Internment camp in Višegrad, Bosnia and Herzegovina

Uzamnica camp was an internment camp established in 1992 by the Yugoslav People's Army (JNA) forces housing Bosniak civilian prisoners during the Bosnian War.

Many of the Bosniaks who were not killed in the Višegrad massacres were detained at various locations in the town, including the former JNA military barracks and warehouse at Uzamnica, five kilometres from Višegrad. Some of these detainees were kept at this site for over two years. Serb soldiers raped many women and beat and terrorised non-Serb civilians. Widespread looting and destruction of non-Serb homes and property took place daily and the town's two mosques were destroyed.

==The camp==
Prisoners detained at Uzamnica were subjected to inhumane conditions. Many were subjected to regular beatings. Army of Republika Srpska were also permitted to enter the camp to beat and torture the prisoners at will. As a result of these assaults, many of the victims suffered serious and permanent injuries. Many prisoners were used for hard forced labour projects. According to survivors interviewed by Ed Vulliamy, the only food provided for the prisoners was pork, which is forbidden in Islam. Each week, convoys of male prisoners would leave the camp, heading into Serbia, never to be seen again.

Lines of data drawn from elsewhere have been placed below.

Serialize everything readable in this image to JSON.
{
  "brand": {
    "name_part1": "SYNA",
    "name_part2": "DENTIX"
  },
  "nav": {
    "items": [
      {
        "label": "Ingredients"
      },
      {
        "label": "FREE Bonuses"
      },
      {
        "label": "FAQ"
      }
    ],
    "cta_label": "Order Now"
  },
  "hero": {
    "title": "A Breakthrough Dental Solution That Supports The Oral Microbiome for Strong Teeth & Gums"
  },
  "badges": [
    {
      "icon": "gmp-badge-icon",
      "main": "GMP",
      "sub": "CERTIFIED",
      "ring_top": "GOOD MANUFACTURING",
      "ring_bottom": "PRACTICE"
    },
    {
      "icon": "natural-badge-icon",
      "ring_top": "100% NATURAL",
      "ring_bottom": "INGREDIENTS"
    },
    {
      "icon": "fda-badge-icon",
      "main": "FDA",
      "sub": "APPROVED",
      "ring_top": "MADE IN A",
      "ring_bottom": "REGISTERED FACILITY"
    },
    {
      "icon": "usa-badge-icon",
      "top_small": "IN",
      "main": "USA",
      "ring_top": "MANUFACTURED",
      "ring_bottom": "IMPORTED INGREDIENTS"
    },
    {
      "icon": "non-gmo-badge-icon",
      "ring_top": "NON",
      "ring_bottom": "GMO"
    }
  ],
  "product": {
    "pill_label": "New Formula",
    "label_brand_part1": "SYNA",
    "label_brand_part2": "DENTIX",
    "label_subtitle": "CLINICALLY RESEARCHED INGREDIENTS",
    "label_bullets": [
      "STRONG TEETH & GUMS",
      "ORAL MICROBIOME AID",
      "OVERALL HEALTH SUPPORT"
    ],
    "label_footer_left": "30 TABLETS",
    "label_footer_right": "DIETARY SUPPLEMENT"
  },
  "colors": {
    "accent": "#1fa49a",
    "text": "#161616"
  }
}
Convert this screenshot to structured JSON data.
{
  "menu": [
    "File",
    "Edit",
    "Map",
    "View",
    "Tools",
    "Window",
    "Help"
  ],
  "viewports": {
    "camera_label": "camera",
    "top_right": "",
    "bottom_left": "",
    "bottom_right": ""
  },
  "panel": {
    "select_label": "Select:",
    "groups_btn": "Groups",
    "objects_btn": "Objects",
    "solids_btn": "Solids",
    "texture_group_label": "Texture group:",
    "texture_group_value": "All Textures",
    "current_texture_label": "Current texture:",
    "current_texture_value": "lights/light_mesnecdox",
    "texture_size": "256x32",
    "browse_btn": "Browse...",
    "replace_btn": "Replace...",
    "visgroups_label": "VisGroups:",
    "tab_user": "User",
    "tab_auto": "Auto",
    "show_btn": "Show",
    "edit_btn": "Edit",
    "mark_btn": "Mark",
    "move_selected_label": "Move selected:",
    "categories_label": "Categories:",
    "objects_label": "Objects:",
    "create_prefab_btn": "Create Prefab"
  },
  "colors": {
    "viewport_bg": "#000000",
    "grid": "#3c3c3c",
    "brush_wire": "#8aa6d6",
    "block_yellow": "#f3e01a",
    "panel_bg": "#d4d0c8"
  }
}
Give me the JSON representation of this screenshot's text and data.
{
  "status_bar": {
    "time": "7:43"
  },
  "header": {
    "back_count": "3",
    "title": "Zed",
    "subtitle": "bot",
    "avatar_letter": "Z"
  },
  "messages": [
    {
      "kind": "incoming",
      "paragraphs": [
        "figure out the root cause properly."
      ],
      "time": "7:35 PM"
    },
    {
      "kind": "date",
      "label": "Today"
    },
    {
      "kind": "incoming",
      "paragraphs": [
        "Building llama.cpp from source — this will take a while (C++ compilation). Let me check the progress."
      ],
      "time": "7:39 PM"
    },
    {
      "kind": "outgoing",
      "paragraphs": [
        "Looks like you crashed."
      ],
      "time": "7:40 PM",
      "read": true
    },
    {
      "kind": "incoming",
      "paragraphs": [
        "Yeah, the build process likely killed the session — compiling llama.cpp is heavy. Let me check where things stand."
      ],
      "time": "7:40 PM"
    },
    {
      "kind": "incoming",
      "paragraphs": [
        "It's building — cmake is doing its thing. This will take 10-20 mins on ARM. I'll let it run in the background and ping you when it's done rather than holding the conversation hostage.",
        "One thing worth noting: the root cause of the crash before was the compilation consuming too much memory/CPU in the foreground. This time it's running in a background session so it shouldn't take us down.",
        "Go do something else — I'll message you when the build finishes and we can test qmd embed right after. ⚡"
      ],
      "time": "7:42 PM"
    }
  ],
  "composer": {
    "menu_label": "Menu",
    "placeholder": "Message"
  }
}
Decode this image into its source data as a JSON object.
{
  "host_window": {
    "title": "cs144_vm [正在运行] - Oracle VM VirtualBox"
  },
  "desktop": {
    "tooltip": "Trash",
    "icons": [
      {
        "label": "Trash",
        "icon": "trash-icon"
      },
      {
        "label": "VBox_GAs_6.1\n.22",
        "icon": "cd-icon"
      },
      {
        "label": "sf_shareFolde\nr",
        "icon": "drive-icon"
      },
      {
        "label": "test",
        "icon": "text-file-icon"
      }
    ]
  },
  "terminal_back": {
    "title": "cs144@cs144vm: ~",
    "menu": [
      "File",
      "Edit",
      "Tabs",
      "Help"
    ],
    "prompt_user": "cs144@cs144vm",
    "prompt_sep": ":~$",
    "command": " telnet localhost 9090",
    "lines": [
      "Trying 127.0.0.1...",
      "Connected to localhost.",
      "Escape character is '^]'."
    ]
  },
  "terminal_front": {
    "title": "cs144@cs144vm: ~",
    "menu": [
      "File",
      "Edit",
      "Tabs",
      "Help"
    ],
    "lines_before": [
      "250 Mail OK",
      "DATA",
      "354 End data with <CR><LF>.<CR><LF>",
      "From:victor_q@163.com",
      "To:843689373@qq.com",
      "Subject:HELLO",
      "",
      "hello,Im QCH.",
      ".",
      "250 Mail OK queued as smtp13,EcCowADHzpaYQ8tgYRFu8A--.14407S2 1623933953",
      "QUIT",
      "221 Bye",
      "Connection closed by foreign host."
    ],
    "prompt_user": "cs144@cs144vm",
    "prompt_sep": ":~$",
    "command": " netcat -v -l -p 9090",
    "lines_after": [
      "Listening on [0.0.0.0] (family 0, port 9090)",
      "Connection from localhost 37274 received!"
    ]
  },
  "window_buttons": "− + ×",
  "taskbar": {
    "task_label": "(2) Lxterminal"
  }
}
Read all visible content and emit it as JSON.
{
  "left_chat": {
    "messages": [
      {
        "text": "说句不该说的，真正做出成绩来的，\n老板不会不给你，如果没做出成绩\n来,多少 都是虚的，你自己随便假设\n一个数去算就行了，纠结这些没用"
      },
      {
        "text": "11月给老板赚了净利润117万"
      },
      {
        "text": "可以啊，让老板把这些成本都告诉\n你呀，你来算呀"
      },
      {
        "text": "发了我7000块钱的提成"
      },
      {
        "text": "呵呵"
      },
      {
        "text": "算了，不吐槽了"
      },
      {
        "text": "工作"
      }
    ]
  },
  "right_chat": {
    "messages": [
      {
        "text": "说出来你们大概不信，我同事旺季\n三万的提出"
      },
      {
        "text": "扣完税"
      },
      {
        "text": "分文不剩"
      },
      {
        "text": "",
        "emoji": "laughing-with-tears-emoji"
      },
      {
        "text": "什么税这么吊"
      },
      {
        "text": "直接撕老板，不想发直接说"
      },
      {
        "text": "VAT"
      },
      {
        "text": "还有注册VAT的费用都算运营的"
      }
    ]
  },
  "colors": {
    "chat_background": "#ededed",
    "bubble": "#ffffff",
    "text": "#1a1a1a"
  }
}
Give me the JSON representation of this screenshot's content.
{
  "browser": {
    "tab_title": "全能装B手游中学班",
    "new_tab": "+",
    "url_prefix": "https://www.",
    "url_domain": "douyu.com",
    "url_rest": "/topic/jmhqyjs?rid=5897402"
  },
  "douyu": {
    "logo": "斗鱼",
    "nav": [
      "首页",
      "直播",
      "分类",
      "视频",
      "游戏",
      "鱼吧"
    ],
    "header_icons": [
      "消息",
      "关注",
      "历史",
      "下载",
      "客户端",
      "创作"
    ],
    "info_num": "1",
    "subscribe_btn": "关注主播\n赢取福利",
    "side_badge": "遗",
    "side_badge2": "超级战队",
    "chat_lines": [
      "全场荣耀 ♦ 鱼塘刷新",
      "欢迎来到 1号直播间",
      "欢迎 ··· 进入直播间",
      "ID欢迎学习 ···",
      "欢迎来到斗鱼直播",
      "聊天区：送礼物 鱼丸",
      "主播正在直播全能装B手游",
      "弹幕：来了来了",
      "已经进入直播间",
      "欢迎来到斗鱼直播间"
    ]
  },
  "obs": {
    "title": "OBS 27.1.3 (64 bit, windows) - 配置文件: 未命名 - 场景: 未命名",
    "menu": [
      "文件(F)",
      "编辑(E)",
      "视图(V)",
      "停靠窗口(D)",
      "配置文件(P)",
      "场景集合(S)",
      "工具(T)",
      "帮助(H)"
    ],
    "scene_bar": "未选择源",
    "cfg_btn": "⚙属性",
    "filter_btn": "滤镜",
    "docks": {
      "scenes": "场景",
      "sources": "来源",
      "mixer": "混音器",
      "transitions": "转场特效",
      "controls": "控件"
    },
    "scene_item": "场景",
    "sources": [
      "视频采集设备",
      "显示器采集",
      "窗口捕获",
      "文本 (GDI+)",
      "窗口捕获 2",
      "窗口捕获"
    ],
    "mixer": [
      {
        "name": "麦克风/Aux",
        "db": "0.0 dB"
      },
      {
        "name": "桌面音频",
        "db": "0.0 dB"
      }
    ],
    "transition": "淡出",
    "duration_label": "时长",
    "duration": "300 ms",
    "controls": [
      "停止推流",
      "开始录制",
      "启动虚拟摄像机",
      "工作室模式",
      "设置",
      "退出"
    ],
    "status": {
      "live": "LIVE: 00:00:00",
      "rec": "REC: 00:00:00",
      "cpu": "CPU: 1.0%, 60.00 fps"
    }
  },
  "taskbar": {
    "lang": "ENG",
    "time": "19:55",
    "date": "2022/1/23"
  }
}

==Judgements by the International Criminal Tribunal for the former Yugoslavia (ICTY)==
Milan Lukić, was found guilty of 10 counts of crimes against humanity and nine counts of violations of the laws of war for his alleged involvement in atrocities, including murder, torture, persecution, looting and destruction of property, and was sentenced to life imprisonment on July 20, 2009.

The Trial Chamber found Sredoje Lukić guilty of war crimes and crimes against humanity and sentenced him to 30 years imprisonment.

In relation to the Uzamnica camp, the evidence showed that both Milan Lukić and Sredoje Lukić were opportunistic visitors to the camp, although Sredoje Lukić came to the camp less frequently than Milan Lukić. When at the camp, both Milan Lukić and Sredoje Lukić severely and repeatedly kicked and beat the detainees with their fists, truncheons, sticks and rifle butts. Several victims testified before the Trial Chamber about these brutal beatings and the grave and permanent injuries they sustained and the suffering they endured.